With the birth of the Republic came a uniquely Republican form of punishment: the loss of freedom. Americans value their liberty above all else, so we shall punish the criminal by taking his liberty away from him. This led to the construction of the first modern prisons, designed to house large numbers of inmates and accomodate a new form of punishment: long term incarceration.
The other major shift between the old style of punishment and incarceration-oriented punishment was in the religious aspect. The old style of punishment involved an elaborate ritual of penitence and absolution. It is well known that the death penalty applied to a great deal more crimes in the colonial period than it does now, and that the death penalty was far more commonly applied. What is less well known is that clemency was also far more common in those days. Those condemned to die would write elaborate confessions (often published for the public to read, and many times copied and handed out at the execution), explaining where they went wrong in life, taking responsibility for their sins, resolving to devote themselves to a life of virtue, and begging for forgiveness from the community and, particularly, the governor. The prisoner would go through the entire ceremony of the public execution up until the last second, at which point, if clemency was granted, the noose would be removed and he would be told he could go free. I don't have statistics with me now, but I believe that the majority of death penalties in the colonial period were commuted in this manner. I could be wrong, however, so don't take that as gospel.

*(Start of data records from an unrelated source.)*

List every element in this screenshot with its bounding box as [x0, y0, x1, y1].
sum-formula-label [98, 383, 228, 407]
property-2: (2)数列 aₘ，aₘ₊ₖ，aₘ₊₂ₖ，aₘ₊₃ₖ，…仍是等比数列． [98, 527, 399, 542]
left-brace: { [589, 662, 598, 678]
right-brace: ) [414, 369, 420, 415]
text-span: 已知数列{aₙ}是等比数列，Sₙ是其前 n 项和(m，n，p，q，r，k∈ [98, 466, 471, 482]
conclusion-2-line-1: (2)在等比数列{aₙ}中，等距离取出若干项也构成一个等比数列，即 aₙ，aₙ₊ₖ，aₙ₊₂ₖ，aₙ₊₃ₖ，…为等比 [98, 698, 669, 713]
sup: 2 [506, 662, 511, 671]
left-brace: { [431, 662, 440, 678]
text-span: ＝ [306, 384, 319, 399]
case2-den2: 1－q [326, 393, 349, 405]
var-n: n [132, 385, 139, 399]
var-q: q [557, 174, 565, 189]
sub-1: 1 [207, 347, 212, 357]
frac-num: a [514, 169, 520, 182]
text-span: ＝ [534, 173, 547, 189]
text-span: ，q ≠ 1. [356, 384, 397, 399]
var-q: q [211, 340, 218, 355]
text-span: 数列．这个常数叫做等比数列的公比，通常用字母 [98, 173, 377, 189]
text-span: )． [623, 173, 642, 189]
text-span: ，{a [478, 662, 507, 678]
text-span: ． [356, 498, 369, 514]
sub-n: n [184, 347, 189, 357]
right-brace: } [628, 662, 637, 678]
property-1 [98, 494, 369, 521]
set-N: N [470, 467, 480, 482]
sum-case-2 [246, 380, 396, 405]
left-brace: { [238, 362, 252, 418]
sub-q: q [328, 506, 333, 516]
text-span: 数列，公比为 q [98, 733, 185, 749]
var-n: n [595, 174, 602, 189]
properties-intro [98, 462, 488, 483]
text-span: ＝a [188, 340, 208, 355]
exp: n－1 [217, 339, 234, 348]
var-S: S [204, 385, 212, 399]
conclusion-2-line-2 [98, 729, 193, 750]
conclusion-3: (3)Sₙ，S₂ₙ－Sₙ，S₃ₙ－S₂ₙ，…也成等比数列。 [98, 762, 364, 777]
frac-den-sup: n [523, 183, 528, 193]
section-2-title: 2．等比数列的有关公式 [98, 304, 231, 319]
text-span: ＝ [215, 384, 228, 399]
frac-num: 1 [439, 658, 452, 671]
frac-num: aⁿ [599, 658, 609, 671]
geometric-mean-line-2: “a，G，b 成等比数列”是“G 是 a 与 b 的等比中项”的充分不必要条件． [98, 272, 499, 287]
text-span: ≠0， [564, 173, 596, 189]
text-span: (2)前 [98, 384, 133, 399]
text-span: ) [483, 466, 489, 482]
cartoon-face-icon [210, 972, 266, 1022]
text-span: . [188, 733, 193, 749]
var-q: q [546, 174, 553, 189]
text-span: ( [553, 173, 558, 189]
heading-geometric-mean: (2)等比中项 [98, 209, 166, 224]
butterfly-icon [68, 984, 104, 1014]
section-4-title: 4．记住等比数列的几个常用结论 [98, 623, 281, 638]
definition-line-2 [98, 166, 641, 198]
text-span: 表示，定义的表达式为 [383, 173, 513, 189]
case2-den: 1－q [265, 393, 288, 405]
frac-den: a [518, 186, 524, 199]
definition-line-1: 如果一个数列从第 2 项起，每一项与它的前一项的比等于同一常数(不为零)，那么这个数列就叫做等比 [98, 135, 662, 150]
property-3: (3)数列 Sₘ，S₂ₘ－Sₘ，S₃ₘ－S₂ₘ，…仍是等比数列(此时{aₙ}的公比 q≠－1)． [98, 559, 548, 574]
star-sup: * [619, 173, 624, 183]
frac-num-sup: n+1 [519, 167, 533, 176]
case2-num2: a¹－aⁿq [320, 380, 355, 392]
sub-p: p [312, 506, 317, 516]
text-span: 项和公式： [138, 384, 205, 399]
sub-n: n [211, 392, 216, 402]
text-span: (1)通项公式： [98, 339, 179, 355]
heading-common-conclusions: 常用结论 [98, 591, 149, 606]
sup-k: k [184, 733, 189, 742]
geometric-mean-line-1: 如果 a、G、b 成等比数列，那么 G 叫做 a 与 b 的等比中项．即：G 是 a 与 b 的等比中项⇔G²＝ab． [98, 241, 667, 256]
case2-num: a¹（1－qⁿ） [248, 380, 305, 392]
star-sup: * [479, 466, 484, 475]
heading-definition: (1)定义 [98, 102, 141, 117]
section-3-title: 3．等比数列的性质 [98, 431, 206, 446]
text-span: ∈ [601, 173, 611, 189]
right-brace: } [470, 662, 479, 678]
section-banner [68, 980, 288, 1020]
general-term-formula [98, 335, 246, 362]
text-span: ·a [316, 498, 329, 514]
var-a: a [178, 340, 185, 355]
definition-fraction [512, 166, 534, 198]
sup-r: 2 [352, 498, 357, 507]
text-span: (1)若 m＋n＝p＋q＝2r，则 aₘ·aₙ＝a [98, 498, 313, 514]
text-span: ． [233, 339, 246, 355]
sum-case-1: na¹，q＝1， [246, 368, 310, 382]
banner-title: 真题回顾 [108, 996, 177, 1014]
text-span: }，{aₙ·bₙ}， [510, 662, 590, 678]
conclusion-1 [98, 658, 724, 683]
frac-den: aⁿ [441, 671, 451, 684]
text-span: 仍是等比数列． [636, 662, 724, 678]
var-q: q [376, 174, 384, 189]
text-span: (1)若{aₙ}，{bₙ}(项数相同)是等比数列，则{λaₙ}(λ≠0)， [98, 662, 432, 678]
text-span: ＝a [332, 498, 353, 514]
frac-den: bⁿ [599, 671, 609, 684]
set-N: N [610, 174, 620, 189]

There was a shift in this view in the period of the early Republic. The emphasis on clemency of the executive had a rather monarchical character; the ritual made it seem as though the executive was acting as God's surrogate. We have a sinner who is to face eternal punishment, and, if the governor/God decides that the sinner has a truly penitent soul, the governer grants absolution for the criminal's sins. Throw in the background of Divine Right of Kings political theory, and you can see why this relationship between governor and governed would be uncomfortable in the United States.
In the early Republic, the idea was that we put our faith in The People, not in some omnipotent sovereign. The citizen, in this view, is basically good and moral, intelligent and capable of self-governance. For this, they are given the privilege of liberty. Sometimes, of course, they go astray, and in those cases their liberty must be restrained until they can set themselves right again. The emphasis in imprisonment was on self-correction. Prisoners were put in solitary confinement to meditate upon their life and upon God, and to see how they had gone astray. They were given some make-work and basic training in skills, on the theory that learning a trade was a major element in being a productive person of moral worth. And they were given Bibles, that they might read them and learn from them lessons of how to live rightly.
It's at this point that punishment shifted from public to a private. Punishment was no longer about shame; rather, it was about an internal moral journey, to be made by each prisoner for himself. They were handed the tools of moral redemption, locked in a room with them, and left to their own devices to reform themselves. It is from this view of punishment as a means of personal redemption that we get the term Penitentiary, meaning a house for penitence.
Without going into the details of the further evolution of the American penal system, things didn't work out so well at these early faith-based prisons. The strict solitary confinement and utter lack of human contact caused a lot of prisoners to lose their grip on sanity. Prisoners were also not as inclined to reform themselves on their own as the prison theoreticians would have hoped. There was a lot of small-scale rebellion, which led to corporal punishments and other means of keeping prisoners in line. Further, it's not very economical to have a system of prisons with elaborate solitary confinement schemes; in short order the prisons became over-crowded and solitary confinement was abandoned.
These are all problems with the peculiar early Republican scheme of penitentiaries, and says nothing about the current faith-based prisons in Jeb Bush's Florida. Nonetheless, it is interesting to note that this new scheme is a hearkening back to the early days of incarceration.